Speculation further has been fueled by the release of Reid’s latest campaign finance report last week showing he had $1.5 million in the bank as of the end of 2014 — about half of what he showed at the same point before he ran for re-election in 2010.
Democrats say the discrepancy is because Reid spent significant time last year raising major sums for other Democratic senators running for re-election. They maintained there is no thinking that Reid, the Senate minority leader, will not have the money he needs to run a major campaign.
In the latest snapshot illustrating that point, Reid’s campaign report covering the final quarter of 2014 shows he transferred $200,000 in October from his “Friends for Harry Reid” political fund to the Democratic Senatorial Campaign Committee that was advising other Democrats in their races.
For his 2010 race against Republican Sharron Angle, Reid raised $24.8 million, according to the Center for Responsive Politics. It is expected a 2016 race would be even more expensive.
Reid’s political allies, including several former aides working as lobbyists, had scheduled at least four money events for him in January and February in a bid to get his 2015 fundraising off to a healthy start. The results of those events won’t be reported until April.

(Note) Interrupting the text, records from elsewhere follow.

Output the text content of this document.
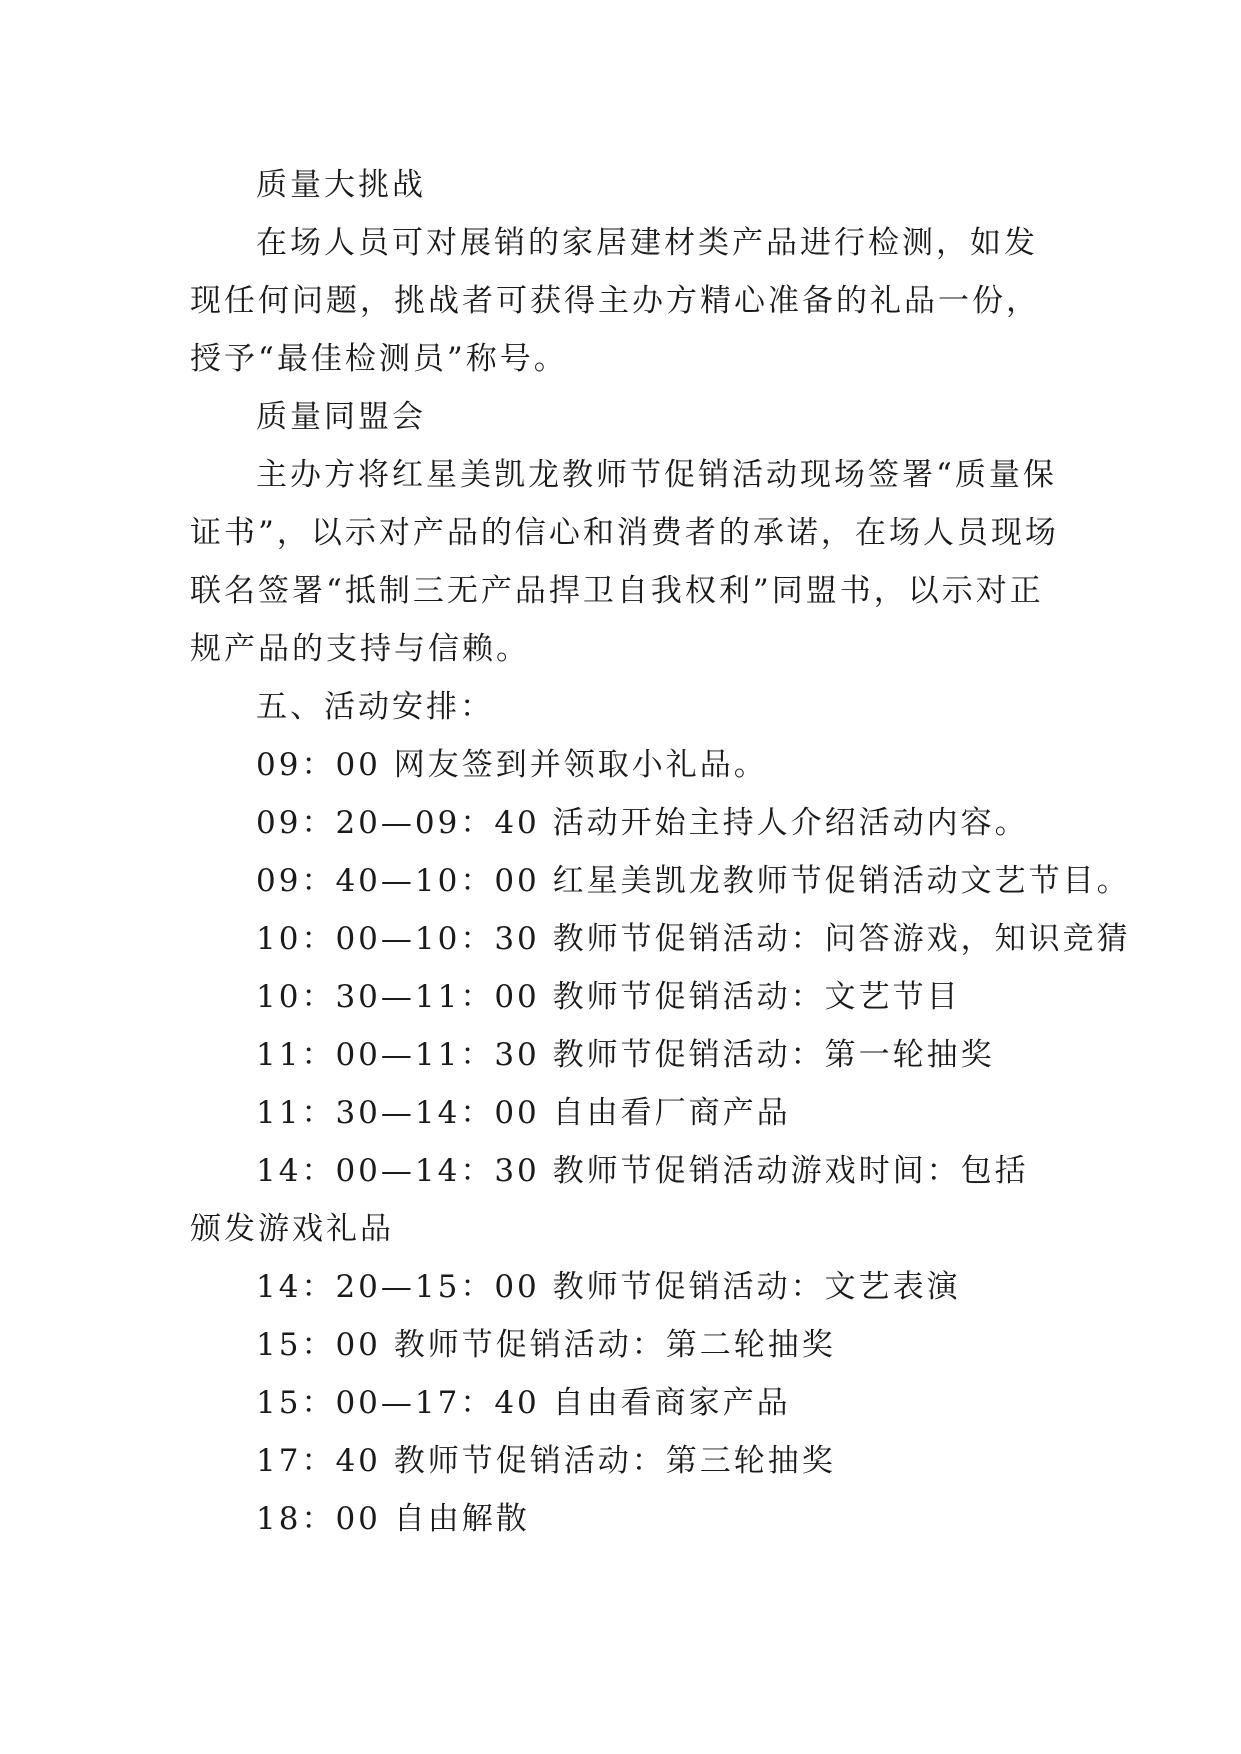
质量大挑战

在场人员可对展销的家居建材类产品进行检测，如发现任何问题，挑战者可获得主办方精心准备的礼品一份，授予“最佳检测员”称号。

质量同盟会

主办方将红星美凯龙教师节促销活动现场签署“质量保证书”，以示对产品的信心和消费者的承诺，在场人员现场联名签署“抵制三无产品捍卫自我权利”同盟书，以示对正规产品的支持与信赖。

五、活动安排：

09：00 网友签到并领取小礼品。

09：20—09：40 活动开始主持人介绍活动内容。

09：40—10：00 红星美凯龙教师节促销活动文艺节目。

10：00—10：30 教师节促销活动：问答游戏，知识竞猜

10：30—11：00 教师节促销活动：文艺节目

11：00—11：30 教师节促销活动：第一轮抽奖

11：30—14：00 自由看厂商产品

14：00—14：30 教师节促销活动游戏时间：包括颁发游戏礼品

14：20—15：00 教师节促销活动：文艺表演

15：00 教师节促销活动：第二轮抽奖

15：00—17：40 自由看商家产品

17：40 教师节促销活动：第三轮抽奖

18：00 自由解散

The Reid staff meeting first was reported by Politico. Emerging from the meeting, Reid told a reporter he has directed top campaign aide Rebecca Lambe to move forward on hiring campaign staff including a campaign manager. Reid spokeswoman Kristen Orthman said later in the day Reid would not be commenting on the staff meeting.

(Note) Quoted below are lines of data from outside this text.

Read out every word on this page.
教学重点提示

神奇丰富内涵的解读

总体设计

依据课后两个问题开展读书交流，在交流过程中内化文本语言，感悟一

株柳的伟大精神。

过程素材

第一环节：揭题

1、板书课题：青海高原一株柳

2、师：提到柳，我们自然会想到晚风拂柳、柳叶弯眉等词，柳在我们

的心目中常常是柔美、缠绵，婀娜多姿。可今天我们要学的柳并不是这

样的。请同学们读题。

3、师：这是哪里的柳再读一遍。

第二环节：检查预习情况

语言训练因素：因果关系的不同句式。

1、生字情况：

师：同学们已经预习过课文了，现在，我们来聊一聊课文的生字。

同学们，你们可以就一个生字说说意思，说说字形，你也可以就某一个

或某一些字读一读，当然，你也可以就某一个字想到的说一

Reid is expected to face a tough re-election as the top target of the national Republican Party, and guessing about his intentions has become a pastime in the press and among political professionals.
An unscientific National Journal poll of Washington “insiders” published last week concluded the Nevada Democrat was the “most vulnerable” incumbent in the view of both Democrats and Republicans.
Talking with reporters on Tuesday, Reid said the recovery from his eye injury “is going fine,” but did not provide details of the follow-up surgery he is scheduled to undergo on Wednesday.
On Jan. 26, doctors in a 3½-hour procedure removed a blood clot from Reid’s right eye, drained additional blood from the front of it and repaired the orbital bones surrounding the eye.
“They’ve done some good work reconstructing my face so the sides both match,” Reid said Tuesday. “Tomorrow they are going to do some other stuff. I hope it all works out well.”
Reid suffered vision loss in his right eye after a heavy elastic band he was stretching during exercise at home in Henderson on New Year’s Day snapped back into his face and knocked him over. He continues to wear a protective cup over the eye kept in place by a long bandage.